People with Atherosclerotic Renovascular Disease (ARVD) often experience a reduction in blood flow to their kidneys, leading to a decline in kidney function and the development of high blood pressure. Over time, this can result in irreversible damage to the kidneys, causing them to stop functioning properly. Although restoring blood flow with a medical procedure called endovascular stenting can help, it does not always reverse the damage caused by ARVD.
Researchers have been looking for ways to repair the damage caused by ARVD and restore kidney function. One promising solution they have found is the use of mesenchymal stem cells (MSCs). MSCs are a type of cell that can produce substances that can help repair the renal microcirculation, reduce inflammation, and restore kidney function.
MSCs have been shown to be capable of repairing damaged renal microcirculation, reducing inflammation-related kidney damage and restoring normal kidney function. Through the release of soluble mediators and extracellular vesicles, MSCs can have beneficial effects on the body. Studies conducted in humans demonstrate the safety of autologous adipose tissue-derived MSC infusion into a single post-stenotic kidney, and suggest that it could improve tissue oxygenation.

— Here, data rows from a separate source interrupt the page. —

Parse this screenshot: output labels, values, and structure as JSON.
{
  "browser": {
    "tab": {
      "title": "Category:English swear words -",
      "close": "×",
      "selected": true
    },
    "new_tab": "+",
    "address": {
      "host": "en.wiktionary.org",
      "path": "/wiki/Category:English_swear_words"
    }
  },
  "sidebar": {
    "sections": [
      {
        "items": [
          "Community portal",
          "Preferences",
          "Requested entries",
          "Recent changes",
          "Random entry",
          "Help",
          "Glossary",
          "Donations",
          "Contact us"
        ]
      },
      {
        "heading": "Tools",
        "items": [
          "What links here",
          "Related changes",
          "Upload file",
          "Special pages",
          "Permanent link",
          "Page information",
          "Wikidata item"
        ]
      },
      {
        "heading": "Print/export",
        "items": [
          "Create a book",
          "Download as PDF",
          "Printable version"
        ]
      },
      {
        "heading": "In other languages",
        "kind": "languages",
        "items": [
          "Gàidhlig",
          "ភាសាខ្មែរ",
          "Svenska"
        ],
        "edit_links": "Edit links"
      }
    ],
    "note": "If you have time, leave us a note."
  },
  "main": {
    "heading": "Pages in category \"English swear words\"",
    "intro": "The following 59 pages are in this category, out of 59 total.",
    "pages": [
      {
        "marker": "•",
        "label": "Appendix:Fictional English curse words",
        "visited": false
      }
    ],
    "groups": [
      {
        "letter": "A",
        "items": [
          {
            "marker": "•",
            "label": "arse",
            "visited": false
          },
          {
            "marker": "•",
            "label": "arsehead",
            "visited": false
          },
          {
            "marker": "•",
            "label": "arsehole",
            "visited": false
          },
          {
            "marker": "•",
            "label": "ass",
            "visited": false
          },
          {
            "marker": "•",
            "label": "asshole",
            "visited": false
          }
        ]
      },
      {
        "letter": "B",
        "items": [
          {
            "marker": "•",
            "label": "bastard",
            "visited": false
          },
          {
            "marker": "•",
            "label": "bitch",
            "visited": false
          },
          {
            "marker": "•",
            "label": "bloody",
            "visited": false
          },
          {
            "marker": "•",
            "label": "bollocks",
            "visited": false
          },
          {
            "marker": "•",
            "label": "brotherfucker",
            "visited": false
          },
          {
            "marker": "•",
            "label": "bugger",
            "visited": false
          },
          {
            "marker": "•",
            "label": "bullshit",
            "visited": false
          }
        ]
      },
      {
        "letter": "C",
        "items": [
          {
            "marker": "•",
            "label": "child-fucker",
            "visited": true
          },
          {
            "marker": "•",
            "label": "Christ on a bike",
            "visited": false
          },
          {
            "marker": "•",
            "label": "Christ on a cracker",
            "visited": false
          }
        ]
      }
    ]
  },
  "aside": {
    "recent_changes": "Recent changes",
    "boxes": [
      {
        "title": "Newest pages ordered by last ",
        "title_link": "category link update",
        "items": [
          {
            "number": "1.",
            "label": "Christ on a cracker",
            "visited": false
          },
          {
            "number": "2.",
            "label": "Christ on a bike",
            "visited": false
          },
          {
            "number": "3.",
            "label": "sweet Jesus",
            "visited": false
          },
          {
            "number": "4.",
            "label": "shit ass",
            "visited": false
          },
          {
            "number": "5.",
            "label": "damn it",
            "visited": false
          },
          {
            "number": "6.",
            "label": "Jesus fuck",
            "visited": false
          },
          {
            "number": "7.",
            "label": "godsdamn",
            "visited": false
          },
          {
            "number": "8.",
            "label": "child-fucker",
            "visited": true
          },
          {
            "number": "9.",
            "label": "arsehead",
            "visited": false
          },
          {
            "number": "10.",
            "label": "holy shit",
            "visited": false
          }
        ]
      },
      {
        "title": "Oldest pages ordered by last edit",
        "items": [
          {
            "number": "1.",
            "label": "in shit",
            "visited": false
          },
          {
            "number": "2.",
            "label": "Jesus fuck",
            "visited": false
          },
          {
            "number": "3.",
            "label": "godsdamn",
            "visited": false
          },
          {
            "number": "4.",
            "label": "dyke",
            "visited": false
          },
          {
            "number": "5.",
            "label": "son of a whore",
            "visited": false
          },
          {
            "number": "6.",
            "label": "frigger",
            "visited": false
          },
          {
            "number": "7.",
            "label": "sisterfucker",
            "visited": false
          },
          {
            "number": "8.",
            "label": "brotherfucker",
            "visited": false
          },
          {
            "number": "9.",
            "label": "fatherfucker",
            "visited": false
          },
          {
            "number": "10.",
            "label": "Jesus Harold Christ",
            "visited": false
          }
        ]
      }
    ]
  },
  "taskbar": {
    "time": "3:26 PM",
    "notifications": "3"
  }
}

Additionally, dose-related changes were studied including impacts on kidney perfusion, blood flow, cytokine signaling and glomerular filtration, which further support the potential of MSCs to restore renal function in individuals with ARVD.
A study was recently performed involving patients with ARVD in order to assess the efficacy of autologous adipose tissue-derived MSCs infusion into a single post-stenotic kidney. A clinical trial, In a Phase 1a escalating clinical trial, autologous mesenchymal stem cell infusion for renovascular disease increases blood flow and the glomerular filtration rate while reducing inflammatory biomarkers and blood pressure, looked into the potential of stem cell therapy for ARVD.
Results of the Study
Patients with ARVD were studied in two protocols conducted between 2013 and 2017. Twenty-one patients with ARVD were assigned to three different dose groups of seven subjects each. These patients visited St Mary’s Hospital in Rochester, MN for intensive research and trials.
The patients were asked to come to the hospital for three days, two times with a gap of three months between the visits. The first group of patients received the lowest dose of MSC, followed by the second group who received a higher dose and finally the third group who received the highest dose.
The patients in this study were treated using MSCs. This treatment was administered through an angiographic catheter into the single most severely stenotic renal artery. The MSCs had been suspended in 10 ml of Lactated Ringer’s solution, which was slowly infused over a period of 5 minutes.
The results of this three month study showed promising improvements in both cortical and whole kidney blood flows in patients who received the MSC therapy compared to those who received medical treatment only. Additionally, these treated patients saw partial reduction of renal vein inflammatory and angiogenic biomarkers and dose-related changes in GFR and blood pressure.
The change in renal blood flow was attributed to increased perfusion in the medullary and cortex, rather than any observed internal changes to the kidneys themselves. Moreover, even the contralateral kidneys – those not targeted by injection – experienced increases in medullary and cortical perfusion along with overall renal blood flow.
In contrast, the group of patients who only received medical treatment did not show any significant changes or even experienced a decrease in blood flow and kidney function over the same time period.
The study also revealed a reduction in markers of inflammation in the patients who received the MSC treatment, which may be due to the stem cells’ ability to regulate the immune system. The exact mechanisms behind this effect are not yet fully understood, but previous studies have shown that stem cells can reduce inflammation and oxidative stress.
These results are significant because they provide evidence that MSC treatment may offer a promising approach for improving the condition of patients with ARVD. These proven improvements give hope that further research into MSC treatments could provide significant benefits for those living with ARVD.
High doses of MSC injections were shown to be the most effective at improving overall blood pressure and GFR. This suggests that immunomodulatory and proangiogenic properties of MSCs have a positive effect on renal function. Further research into the long-term effects of this treatment could lead to better clinical care options for ARVD patients, allowing them to live healthier lives with improved kidney function.